We start with DataFrames.jl:
julia> df1 = DataFrame(a=shuffle!(Int32.(1:10^8)));
julia> df2 = DataFrame(a=shuffle!(Int32.(1:10^8)), x = true);
julia> @time leftjoin!(df1, df2, on=:a);
23.881552 seconds (175 allocations: 3.167 GiB, 1.43% gc time)
julia> df1 = DataFrame(a=Int32.(1:10^8));
julia> @time leftjoin!(df1, df2, on=:a);
18.909113 seconds (175 allocations: 3.167 GiB, 1.40% gc time)
and now the timing for data.table
:
> df1 = data.table(a=sample(1:10^8))
> df2 = data.table(a=sample(1:10^8), x=TRUE)
> system.time(df1[df2, on = 'a', x := i.x])
user system elapsed
30.778 1.791 23.153
> df1 = data.table(a=sample(1:10^8))
> system.time(df1[df2, on = 'a', x := i.x])
user system elapsed
30.586 1.695 22.893
Again the timing of DataFrames.jl is competitive.
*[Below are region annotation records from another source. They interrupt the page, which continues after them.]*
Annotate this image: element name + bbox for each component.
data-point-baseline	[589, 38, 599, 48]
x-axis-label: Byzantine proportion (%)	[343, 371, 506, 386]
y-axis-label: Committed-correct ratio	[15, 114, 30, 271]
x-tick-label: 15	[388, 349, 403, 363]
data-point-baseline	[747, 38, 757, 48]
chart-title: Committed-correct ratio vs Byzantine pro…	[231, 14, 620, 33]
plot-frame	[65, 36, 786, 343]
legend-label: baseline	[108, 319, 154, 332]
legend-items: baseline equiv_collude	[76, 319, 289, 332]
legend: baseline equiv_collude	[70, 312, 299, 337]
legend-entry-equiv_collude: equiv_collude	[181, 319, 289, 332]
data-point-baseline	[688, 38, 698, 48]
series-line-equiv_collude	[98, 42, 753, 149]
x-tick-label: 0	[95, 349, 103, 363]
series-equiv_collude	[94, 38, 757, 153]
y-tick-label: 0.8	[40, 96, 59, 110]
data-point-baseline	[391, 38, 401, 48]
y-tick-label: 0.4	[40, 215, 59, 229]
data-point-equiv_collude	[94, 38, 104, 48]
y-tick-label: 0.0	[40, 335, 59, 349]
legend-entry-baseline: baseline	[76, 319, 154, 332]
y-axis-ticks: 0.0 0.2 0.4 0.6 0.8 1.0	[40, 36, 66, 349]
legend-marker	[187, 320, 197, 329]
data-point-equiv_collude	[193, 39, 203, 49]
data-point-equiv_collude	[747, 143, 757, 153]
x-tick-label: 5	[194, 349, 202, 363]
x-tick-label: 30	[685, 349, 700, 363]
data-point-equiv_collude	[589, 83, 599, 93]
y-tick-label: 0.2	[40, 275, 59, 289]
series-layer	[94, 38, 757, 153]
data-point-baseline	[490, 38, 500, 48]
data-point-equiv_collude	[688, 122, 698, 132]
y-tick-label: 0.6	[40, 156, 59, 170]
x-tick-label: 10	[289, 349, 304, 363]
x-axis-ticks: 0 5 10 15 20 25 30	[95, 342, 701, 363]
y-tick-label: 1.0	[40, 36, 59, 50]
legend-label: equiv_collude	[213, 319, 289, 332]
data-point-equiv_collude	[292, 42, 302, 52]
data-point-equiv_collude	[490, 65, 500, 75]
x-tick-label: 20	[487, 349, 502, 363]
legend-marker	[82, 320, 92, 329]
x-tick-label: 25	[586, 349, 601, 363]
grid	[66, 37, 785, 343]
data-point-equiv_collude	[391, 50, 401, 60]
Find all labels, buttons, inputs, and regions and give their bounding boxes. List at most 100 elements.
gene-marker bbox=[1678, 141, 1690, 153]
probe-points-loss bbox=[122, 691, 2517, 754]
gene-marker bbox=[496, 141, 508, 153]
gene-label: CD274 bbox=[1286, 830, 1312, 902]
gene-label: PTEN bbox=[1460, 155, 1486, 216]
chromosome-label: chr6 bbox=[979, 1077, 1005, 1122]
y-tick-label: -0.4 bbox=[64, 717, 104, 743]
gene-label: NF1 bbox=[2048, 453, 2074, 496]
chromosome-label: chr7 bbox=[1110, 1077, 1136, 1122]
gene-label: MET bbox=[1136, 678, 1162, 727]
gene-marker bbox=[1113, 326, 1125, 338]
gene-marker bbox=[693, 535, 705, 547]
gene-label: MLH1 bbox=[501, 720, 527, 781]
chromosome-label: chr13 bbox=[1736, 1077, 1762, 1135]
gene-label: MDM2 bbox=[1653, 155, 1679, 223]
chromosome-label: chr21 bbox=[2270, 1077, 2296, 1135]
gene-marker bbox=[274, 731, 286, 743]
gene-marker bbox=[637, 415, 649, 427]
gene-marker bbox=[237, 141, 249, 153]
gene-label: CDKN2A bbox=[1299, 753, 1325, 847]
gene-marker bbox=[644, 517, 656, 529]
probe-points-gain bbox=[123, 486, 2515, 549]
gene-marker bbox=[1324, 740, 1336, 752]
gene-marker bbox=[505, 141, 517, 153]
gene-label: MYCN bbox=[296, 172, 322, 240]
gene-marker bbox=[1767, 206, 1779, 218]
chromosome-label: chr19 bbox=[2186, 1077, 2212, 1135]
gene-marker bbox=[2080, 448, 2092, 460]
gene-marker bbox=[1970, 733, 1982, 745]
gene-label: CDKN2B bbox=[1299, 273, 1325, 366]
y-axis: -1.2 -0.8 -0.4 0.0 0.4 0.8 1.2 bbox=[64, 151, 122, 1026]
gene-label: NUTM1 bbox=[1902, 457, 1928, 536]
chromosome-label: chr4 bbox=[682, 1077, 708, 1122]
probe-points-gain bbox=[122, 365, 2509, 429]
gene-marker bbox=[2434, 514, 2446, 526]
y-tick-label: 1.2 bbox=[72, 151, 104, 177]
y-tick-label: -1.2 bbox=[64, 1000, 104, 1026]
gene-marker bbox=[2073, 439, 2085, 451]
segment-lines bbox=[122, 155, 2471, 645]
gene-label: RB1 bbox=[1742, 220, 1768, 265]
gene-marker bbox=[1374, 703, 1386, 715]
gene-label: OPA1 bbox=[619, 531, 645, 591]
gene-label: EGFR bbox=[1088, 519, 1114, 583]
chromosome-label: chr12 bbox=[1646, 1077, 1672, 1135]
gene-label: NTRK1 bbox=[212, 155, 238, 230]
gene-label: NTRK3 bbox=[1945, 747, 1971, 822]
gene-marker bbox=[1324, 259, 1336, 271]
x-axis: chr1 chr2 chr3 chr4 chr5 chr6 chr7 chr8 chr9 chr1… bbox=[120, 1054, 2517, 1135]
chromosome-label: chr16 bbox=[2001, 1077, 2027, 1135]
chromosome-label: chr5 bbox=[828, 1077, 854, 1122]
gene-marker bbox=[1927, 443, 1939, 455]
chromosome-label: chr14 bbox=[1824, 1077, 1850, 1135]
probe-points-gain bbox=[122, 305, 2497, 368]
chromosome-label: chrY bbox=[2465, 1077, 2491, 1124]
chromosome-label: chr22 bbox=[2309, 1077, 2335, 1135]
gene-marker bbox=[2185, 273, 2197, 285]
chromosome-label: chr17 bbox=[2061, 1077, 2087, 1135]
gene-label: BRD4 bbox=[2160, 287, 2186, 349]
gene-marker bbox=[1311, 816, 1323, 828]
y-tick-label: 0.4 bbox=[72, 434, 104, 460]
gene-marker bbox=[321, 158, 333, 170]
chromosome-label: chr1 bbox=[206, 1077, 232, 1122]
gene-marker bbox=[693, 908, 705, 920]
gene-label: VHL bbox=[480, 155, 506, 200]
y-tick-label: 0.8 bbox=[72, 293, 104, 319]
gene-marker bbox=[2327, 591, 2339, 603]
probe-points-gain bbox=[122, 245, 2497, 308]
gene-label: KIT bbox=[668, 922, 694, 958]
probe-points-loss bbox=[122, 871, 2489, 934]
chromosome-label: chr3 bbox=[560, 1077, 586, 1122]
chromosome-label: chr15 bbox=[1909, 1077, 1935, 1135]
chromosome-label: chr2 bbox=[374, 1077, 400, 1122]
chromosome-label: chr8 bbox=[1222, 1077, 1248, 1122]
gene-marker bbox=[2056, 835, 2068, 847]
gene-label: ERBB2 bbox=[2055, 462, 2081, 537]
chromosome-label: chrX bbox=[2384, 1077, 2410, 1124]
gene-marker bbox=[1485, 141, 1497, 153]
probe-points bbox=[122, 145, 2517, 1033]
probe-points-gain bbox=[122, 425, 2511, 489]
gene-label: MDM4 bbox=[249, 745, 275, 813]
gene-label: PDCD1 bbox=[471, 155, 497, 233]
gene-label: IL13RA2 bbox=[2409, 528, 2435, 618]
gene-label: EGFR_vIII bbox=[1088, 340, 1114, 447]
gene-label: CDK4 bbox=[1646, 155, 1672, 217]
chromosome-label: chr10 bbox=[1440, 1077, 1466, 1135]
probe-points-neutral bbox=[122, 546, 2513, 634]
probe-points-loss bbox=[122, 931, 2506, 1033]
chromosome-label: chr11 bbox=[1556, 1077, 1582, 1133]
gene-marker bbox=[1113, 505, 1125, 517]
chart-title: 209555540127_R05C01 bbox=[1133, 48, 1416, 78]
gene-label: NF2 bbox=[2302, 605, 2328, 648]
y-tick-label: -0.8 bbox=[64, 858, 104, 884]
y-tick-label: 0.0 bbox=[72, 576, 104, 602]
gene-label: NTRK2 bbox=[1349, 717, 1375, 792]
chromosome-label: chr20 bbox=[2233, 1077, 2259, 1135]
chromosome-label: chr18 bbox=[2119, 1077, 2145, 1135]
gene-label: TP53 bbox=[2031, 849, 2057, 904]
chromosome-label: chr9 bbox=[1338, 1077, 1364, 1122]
(let me stress here that this is just one set of examples and relative
performance of different packages can vary depending on the data and the
operating environment; the point of these tests is to show that currently
DataFrmes.jl is not much worse than data.table
in execution of joins, as this
was a performance bottleneck of DataFrames.jl in the past)
Conclusions
This time in the post I have focused on a single function: the leftjoin!
.
The reason is that I believe that addition of an in-place left join to
DataFrames.jl is quite significant since it is needed in many data processing
scenarios, especially when working with large tables.